Did you change anything in the script post-pandemic?
No. I don’t think the way people watch movies has changed much. Probably there is improvement in taste and now there’s OTT as an option.
‘Sardar’ looks like a proper genre film…
I won’t make an out-and-out genre film. I think Tamil cinema itself is a separate genre. Imagine yourself in Hollywood where the market is so huge. You have a huge number of people watching a single genre. In Tamil Nadu, over 1.5 crore people went and saw Vikram. Likewise, people who haven’t gone to theatres in 20 years have come for Ponniyin Selvan. Why haven’t they been coming? That’s because we have not been making films for them. If you make a genre film for this population, you will only cater to a small section.
If you want to satisfy the larger crowd, then you have to present in a format they are familiar with. Otherwise, if you go tell them you are making a suave, spy-thriller, they will ask: “Oh, is it a Vijayakanth movie?”
Wasn’t that the failure of ‘Hero’? Sivakarthikeyan said that the hero’s elevation happened much later in the film.
People don’t come to watch a film for cinema’s sake.
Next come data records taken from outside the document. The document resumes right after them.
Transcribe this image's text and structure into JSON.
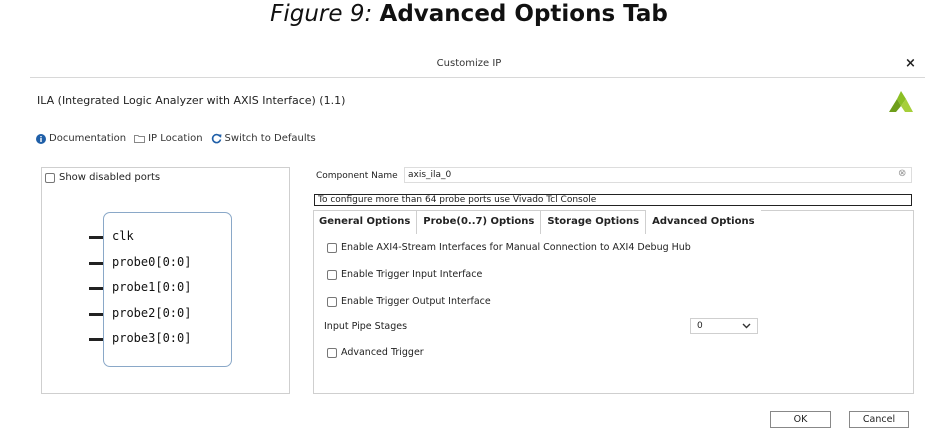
{
  "figure": {
    "label": "Figure 9:",
    "title": "Advanced Options Tab"
  },
  "dialog": {
    "title": "Customize IP",
    "close_label": "×",
    "ip_name": "ILA (Integrated Logic Analyzer with AXIS Interface) (1.1)"
  },
  "toolbar": {
    "documentation": "Documentation",
    "ip_location": "IP Location",
    "switch_defaults": "Switch to Defaults"
  },
  "left_panel": {
    "show_disabled_ports": "Show disabled ports",
    "ports": [
      "clk",
      "probe0[0:0]",
      "probe1[0:0]",
      "probe2[0:0]",
      "probe3[0:0]"
    ]
  },
  "component": {
    "label": "Component Name",
    "value": "axis_ila_0",
    "info": "To configure more than 64 probe ports use Vivado Tcl Console"
  },
  "tabs": [
    "General Options",
    "Probe(0..7) Options",
    "Storage Options",
    "Advanced Options"
  ],
  "options": {
    "axi4_stream": "Enable AXI4-Stream Interfaces for Manual Connection to AXI4 Debug Hub",
    "trigger_input": "Enable Trigger Input Interface",
    "trigger_output": "Enable Trigger Output Interface",
    "pipe_stages_label": "Input Pipe Stages",
    "pipe_stages_value": "0",
    "advanced_trigger": "Advanced Trigger"
  },
  "buttons": {
    "ok": "OK",
    "cancel": "Cancel"
  },
  "colors": {
    "logo_green": "#8bbf24",
    "info_icon": "#1f5fa8"
  }
}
For most of them, cinema is a form of entertainment. So, when they watch a film, they either follow events or stars. They don’t follow ideas. Hero was a film filled with so many ideas. It had three layers: ideas, a series of interesting events, and the hero-villain conflict. This bridge was possible in Irumbu Thirai. But Hero operated in the first two layers., which is why people couldn’t follow.
Aren’t your protagonists circumstantial heroes?
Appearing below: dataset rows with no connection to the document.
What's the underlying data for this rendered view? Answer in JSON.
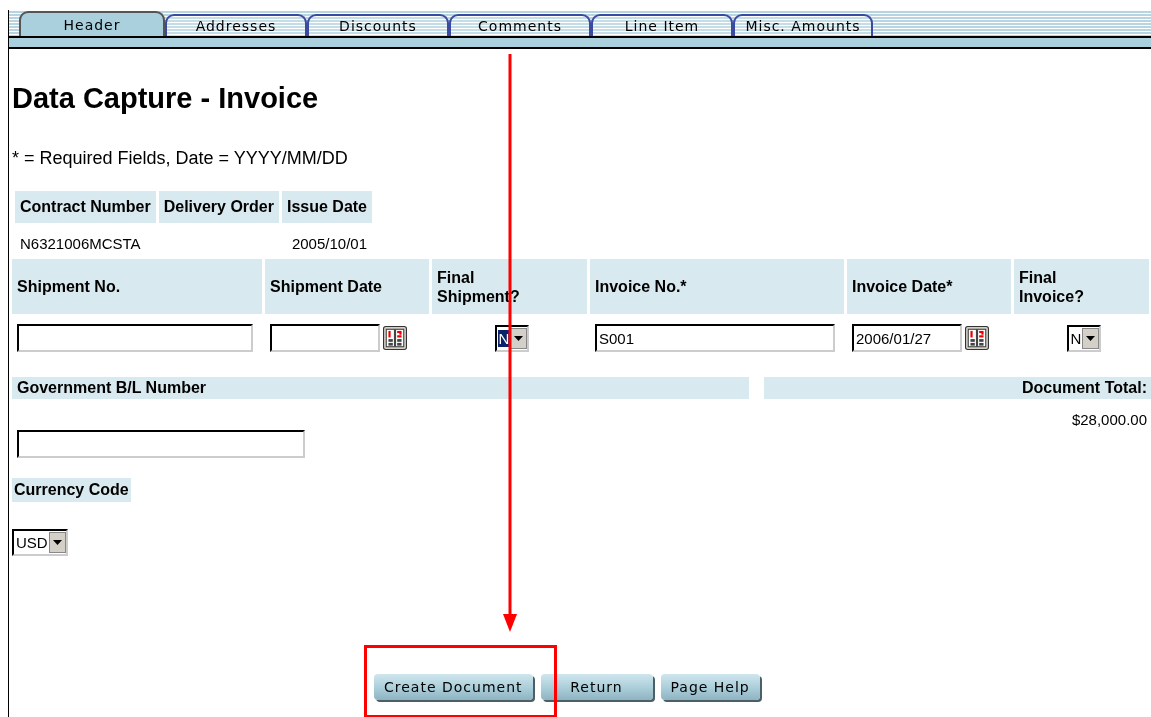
{
  "tabs": [
    {
      "label": "Header",
      "selected": true
    },
    {
      "label": "Addresses",
      "selected": false
    },
    {
      "label": "Discounts",
      "selected": false
    },
    {
      "label": "Comments",
      "selected": false
    },
    {
      "label": "Line Item",
      "selected": false
    },
    {
      "label": "Misc. Amounts",
      "selected": false
    }
  ],
  "title": "Data Capture - Invoice",
  "note": "* = Required Fields, Date = YYYY/MM/DD",
  "contract_table": {
    "columns": [
      "Contract Number",
      "Delivery Order",
      "Issue Date"
    ],
    "row": {
      "contract_number": "N6321006MCSTA",
      "issue_date": "2005/10/01"
    }
  },
  "fields": [
    {
      "kind": "text",
      "label": "Shipment No."
    },
    {
      "kind": "date",
      "label": "Shipment Date"
    },
    {
      "kind": "select",
      "label": "Final Shipment?",
      "value": "N",
      "focused": true
    },
    {
      "kind": "text",
      "label": "Invoice No.*",
      "value": "S001"
    },
    {
      "kind": "date",
      "label": "Invoice Date*",
      "value": "2006/01/27"
    },
    {
      "kind": "select",
      "label": "Final Invoice?",
      "value": "N",
      "focused": false
    }
  ],
  "government_bl": {
    "label": "Government B/L Number"
  },
  "document_total": {
    "label": "Document Total:",
    "value": "$28,000.00"
  },
  "currency": {
    "label": "Currency Code",
    "value": "USD"
  },
  "buttons": [
    {
      "label": "Create Document"
    },
    {
      "label": "Return"
    },
    {
      "label": "Page Help"
    }
  ],
  "annotations": {
    "arrow": true,
    "highlight_box": true
  }
}
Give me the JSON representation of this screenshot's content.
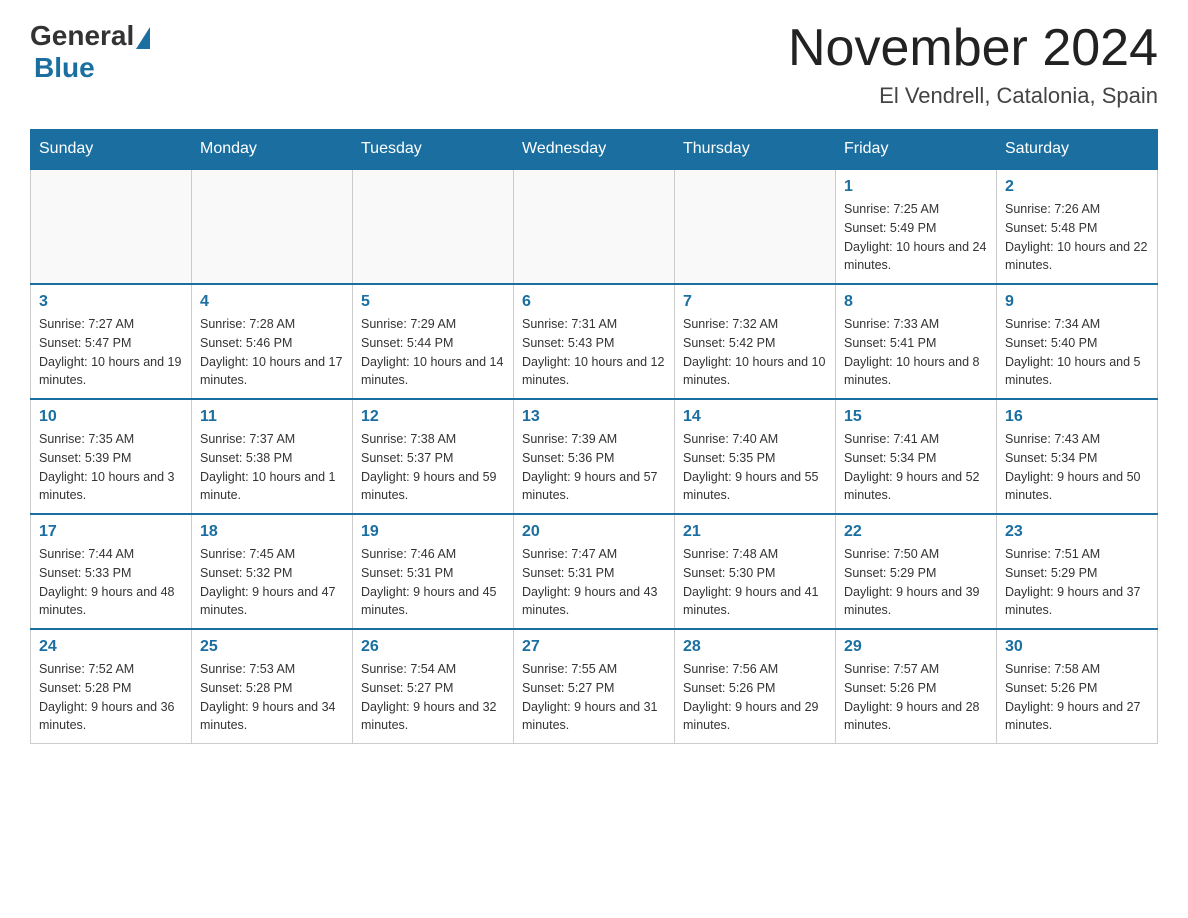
{
  "header": {
    "logo_general": "General",
    "logo_blue": "Blue",
    "month_title": "November 2024",
    "location": "El Vendrell, Catalonia, Spain"
  },
  "days_of_week": [
    "Sunday",
    "Monday",
    "Tuesday",
    "Wednesday",
    "Thursday",
    "Friday",
    "Saturday"
  ],
  "weeks": [
    [
      {
        "day": "",
        "info": ""
      },
      {
        "day": "",
        "info": ""
      },
      {
        "day": "",
        "info": ""
      },
      {
        "day": "",
        "info": ""
      },
      {
        "day": "",
        "info": ""
      },
      {
        "day": "1",
        "info": "Sunrise: 7:25 AM\nSunset: 5:49 PM\nDaylight: 10 hours and 24 minutes."
      },
      {
        "day": "2",
        "info": "Sunrise: 7:26 AM\nSunset: 5:48 PM\nDaylight: 10 hours and 22 minutes."
      }
    ],
    [
      {
        "day": "3",
        "info": "Sunrise: 7:27 AM\nSunset: 5:47 PM\nDaylight: 10 hours and 19 minutes."
      },
      {
        "day": "4",
        "info": "Sunrise: 7:28 AM\nSunset: 5:46 PM\nDaylight: 10 hours and 17 minutes."
      },
      {
        "day": "5",
        "info": "Sunrise: 7:29 AM\nSunset: 5:44 PM\nDaylight: 10 hours and 14 minutes."
      },
      {
        "day": "6",
        "info": "Sunrise: 7:31 AM\nSunset: 5:43 PM\nDaylight: 10 hours and 12 minutes."
      },
      {
        "day": "7",
        "info": "Sunrise: 7:32 AM\nSunset: 5:42 PM\nDaylight: 10 hours and 10 minutes."
      },
      {
        "day": "8",
        "info": "Sunrise: 7:33 AM\nSunset: 5:41 PM\nDaylight: 10 hours and 8 minutes."
      },
      {
        "day": "9",
        "info": "Sunrise: 7:34 AM\nSunset: 5:40 PM\nDaylight: 10 hours and 5 minutes."
      }
    ],
    [
      {
        "day": "10",
        "info": "Sunrise: 7:35 AM\nSunset: 5:39 PM\nDaylight: 10 hours and 3 minutes."
      },
      {
        "day": "11",
        "info": "Sunrise: 7:37 AM\nSunset: 5:38 PM\nDaylight: 10 hours and 1 minute."
      },
      {
        "day": "12",
        "info": "Sunrise: 7:38 AM\nSunset: 5:37 PM\nDaylight: 9 hours and 59 minutes."
      },
      {
        "day": "13",
        "info": "Sunrise: 7:39 AM\nSunset: 5:36 PM\nDaylight: 9 hours and 57 minutes."
      },
      {
        "day": "14",
        "info": "Sunrise: 7:40 AM\nSunset: 5:35 PM\nDaylight: 9 hours and 55 minutes."
      },
      {
        "day": "15",
        "info": "Sunrise: 7:41 AM\nSunset: 5:34 PM\nDaylight: 9 hours and 52 minutes."
      },
      {
        "day": "16",
        "info": "Sunrise: 7:43 AM\nSunset: 5:34 PM\nDaylight: 9 hours and 50 minutes."
      }
    ],
    [
      {
        "day": "17",
        "info": "Sunrise: 7:44 AM\nSunset: 5:33 PM\nDaylight: 9 hours and 48 minutes."
      },
      {
        "day": "18",
        "info": "Sunrise: 7:45 AM\nSunset: 5:32 PM\nDaylight: 9 hours and 47 minutes."
      },
      {
        "day": "19",
        "info": "Sunrise: 7:46 AM\nSunset: 5:31 PM\nDaylight: 9 hours and 45 minutes."
      },
      {
        "day": "20",
        "info": "Sunrise: 7:47 AM\nSunset: 5:31 PM\nDaylight: 9 hours and 43 minutes."
      },
      {
        "day": "21",
        "info": "Sunrise: 7:48 AM\nSunset: 5:30 PM\nDaylight: 9 hours and 41 minutes."
      },
      {
        "day": "22",
        "info": "Sunrise: 7:50 AM\nSunset: 5:29 PM\nDaylight: 9 hours and 39 minutes."
      },
      {
        "day": "23",
        "info": "Sunrise: 7:51 AM\nSunset: 5:29 PM\nDaylight: 9 hours and 37 minutes."
      }
    ],
    [
      {
        "day": "24",
        "info": "Sunrise: 7:52 AM\nSunset: 5:28 PM\nDaylight: 9 hours and 36 minutes."
      },
      {
        "day": "25",
        "info": "Sunrise: 7:53 AM\nSunset: 5:28 PM\nDaylight: 9 hours and 34 minutes."
      },
      {
        "day": "26",
        "info": "Sunrise: 7:54 AM\nSunset: 5:27 PM\nDaylight: 9 hours and 32 minutes."
      },
      {
        "day": "27",
        "info": "Sunrise: 7:55 AM\nSunset: 5:27 PM\nDaylight: 9 hours and 31 minutes."
      },
      {
        "day": "28",
        "info": "Sunrise: 7:56 AM\nSunset: 5:26 PM\nDaylight: 9 hours and 29 minutes."
      },
      {
        "day": "29",
        "info": "Sunrise: 7:57 AM\nSunset: 5:26 PM\nDaylight: 9 hours and 28 minutes."
      },
      {
        "day": "30",
        "info": "Sunrise: 7:58 AM\nSunset: 5:26 PM\nDaylight: 9 hours and 27 minutes."
      }
    ]
  ]
}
It could be that. But what I consider the most fascinating drama is someone wanting to rectify his mistakes: you are fighting against yourself and the deeds you have done…fighting against your values. It comes from my ethos and I focus too much on that. That’s why I want other writers to write for me (laughs).
‘Sardar’ has Karthi in many disguises. Films about disguises lately have been troll material. Were you ever worried about that?
Never. It becomes a troll material when used as a gimmick. In Sardar, every single makeover has a purpose. The film is about a theatre actor who can play several characters in a single play. I wrote Karthi’s character with this description: someone from the audience goes and tells Karthi’s character that they really enjoyed the play and thought he did a terrific job in five disguises. Then the Karthi character would say: “No, I actually had 11 disguises in the play.”